Только однажды он влетел шумно, с воспаленными черными бегающими глазами, и, размахивая чудовищными, согнутыми старостью ладонями, что-то лопотал, не давая прервать себя, топал ногами, смешно взвизгивал и наконец ударил рваной смушковой шапкой об пол.
Мигулин, подергивая одним усом, что он делал, когда смеялся про себя и когда был взволнован, взял старика за пуговицу темно-коричневой свитки:
— Вúно?
Старик посмотрел на него, как смотрит утопающий на подброшенный услужливой волной обломок мачты, и быстро-быстро утвердительно замотал головой.
— Что такое? — спросил неожиданного толмача Андрей.
— Вино у него сперли.
— Какое вино?
— А он зарыл две бочки в землю, а ребята выкопали.
— Какие ребята?
— А кто их знает… ночью.
— Наши?
— Может, и наши.
Деревня была богатая.

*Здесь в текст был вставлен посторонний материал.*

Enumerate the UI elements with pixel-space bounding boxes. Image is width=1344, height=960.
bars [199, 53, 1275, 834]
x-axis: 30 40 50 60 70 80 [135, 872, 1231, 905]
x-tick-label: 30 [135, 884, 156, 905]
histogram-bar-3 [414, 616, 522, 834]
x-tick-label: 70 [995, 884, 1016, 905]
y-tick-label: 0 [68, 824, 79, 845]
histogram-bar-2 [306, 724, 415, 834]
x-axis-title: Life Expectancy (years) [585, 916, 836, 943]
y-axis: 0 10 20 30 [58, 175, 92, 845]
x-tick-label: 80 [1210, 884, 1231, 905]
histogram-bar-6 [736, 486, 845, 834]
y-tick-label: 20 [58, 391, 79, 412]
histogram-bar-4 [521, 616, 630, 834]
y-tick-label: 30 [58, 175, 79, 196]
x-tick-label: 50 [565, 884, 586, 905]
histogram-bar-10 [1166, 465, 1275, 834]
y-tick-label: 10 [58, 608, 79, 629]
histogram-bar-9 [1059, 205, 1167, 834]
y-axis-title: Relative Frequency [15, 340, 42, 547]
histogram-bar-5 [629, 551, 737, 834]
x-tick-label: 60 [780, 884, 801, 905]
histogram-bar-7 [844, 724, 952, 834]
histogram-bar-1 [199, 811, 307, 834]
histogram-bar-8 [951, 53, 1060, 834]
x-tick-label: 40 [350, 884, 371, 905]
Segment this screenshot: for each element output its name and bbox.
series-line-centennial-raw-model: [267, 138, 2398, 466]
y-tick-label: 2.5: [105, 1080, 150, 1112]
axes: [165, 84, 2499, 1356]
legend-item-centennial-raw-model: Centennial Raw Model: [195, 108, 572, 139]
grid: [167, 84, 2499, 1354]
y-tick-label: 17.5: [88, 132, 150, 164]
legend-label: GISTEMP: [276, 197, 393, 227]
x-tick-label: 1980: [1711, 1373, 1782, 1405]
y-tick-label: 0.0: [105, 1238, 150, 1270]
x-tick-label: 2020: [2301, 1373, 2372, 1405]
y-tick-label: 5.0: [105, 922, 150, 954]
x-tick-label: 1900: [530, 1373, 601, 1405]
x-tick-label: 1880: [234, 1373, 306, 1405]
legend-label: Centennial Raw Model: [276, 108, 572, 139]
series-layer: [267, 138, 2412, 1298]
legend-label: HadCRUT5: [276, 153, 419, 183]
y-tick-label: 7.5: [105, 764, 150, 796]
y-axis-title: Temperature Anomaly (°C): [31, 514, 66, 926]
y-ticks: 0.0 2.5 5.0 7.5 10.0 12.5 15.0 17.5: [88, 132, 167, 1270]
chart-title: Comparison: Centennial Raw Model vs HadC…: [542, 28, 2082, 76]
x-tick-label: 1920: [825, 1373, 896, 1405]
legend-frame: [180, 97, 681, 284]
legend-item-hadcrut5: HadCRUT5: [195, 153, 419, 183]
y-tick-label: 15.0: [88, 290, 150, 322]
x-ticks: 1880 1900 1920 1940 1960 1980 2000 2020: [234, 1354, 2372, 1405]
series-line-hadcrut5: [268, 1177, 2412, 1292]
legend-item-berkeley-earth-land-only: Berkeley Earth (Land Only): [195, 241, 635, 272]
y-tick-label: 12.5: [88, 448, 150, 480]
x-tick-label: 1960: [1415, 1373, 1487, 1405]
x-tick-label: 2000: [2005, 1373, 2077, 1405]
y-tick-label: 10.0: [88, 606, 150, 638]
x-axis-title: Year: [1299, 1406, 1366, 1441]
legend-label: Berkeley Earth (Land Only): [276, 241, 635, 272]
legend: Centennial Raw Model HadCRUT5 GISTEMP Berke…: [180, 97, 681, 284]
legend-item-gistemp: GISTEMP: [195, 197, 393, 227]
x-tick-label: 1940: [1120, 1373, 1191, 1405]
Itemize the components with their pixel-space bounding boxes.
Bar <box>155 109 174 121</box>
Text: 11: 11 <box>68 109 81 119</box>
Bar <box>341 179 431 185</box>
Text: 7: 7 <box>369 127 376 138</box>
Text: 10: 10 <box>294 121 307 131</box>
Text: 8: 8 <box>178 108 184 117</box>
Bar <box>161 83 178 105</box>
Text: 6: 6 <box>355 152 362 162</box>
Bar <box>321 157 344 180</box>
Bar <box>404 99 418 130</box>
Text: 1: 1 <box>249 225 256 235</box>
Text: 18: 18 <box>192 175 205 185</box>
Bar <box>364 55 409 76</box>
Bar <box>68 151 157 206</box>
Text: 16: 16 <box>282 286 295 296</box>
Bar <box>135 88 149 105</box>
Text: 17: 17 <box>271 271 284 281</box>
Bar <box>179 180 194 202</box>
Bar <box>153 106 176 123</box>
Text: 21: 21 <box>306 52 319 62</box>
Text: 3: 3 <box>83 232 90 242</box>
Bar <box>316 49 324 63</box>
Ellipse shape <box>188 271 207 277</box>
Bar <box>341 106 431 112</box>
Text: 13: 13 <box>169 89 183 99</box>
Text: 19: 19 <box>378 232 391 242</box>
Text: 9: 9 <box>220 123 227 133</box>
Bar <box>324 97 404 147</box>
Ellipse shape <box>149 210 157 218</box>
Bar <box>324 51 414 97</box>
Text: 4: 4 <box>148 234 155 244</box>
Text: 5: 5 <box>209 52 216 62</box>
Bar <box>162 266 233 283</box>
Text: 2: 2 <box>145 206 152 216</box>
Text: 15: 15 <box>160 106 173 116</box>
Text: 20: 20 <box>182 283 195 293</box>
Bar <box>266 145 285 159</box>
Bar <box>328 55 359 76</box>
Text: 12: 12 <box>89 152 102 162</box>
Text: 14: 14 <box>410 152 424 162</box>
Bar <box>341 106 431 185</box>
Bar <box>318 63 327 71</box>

Здесь у дороги жили корчмари, мельник, староста, у многих в горах были стада и пастбища, виноградники и даже поля, сбегавшие по обочинам холмистых предгорий к узким долинам речушек, бежавших в Серет и Быстрицу.
Но с приходом русских войск крестьяне отослали женщин с телегами, груженными добром, в большую молдавскую долину на восток, туда, где войск было мало, и заодно увели стада овец и коров. Здесь, на перевалах, при избах остались лишь деды и отцы.
Интендантские грузы с трудом просачивались на румынские дороги через три всегда забитые пограничные станции, и военные чиновники закупали в румынских деревнях все, что было возможно. Остальное реквизировали королевские жандармы. Уже к зиме у крестьян не оставалось самого необходимого. И только молодое вино, тайком зарытое в подвалах, под завалинками домов, на огородах и даже в ближайших перелесках, хранилось на будущие времена.
У офицеров и у богатых солдат вино не переводилось. Его покупали ведрами и пили, красное с водой, а белое — как воду.
Возмущенный кражей, Андрей отправился к командиру. Лопатин вместе с молодым казначеем, сменившим больного старика, сидел у самой богатой хозяйки в деревне, муж которой служил в армии полковым капельмейстером. В большой натопленной комнате, за крытым зеленой клеенкой столом, сидели Лопатин, казначей, Кулагин и Кельчевский.
Хозяйка с ногами забралась на устланную множеством домотканых изделий широкую лаву и молчаливыми улыбками и лепетом непонятных румынских слов отвечала на откровенные заигрывания четырех офицеров.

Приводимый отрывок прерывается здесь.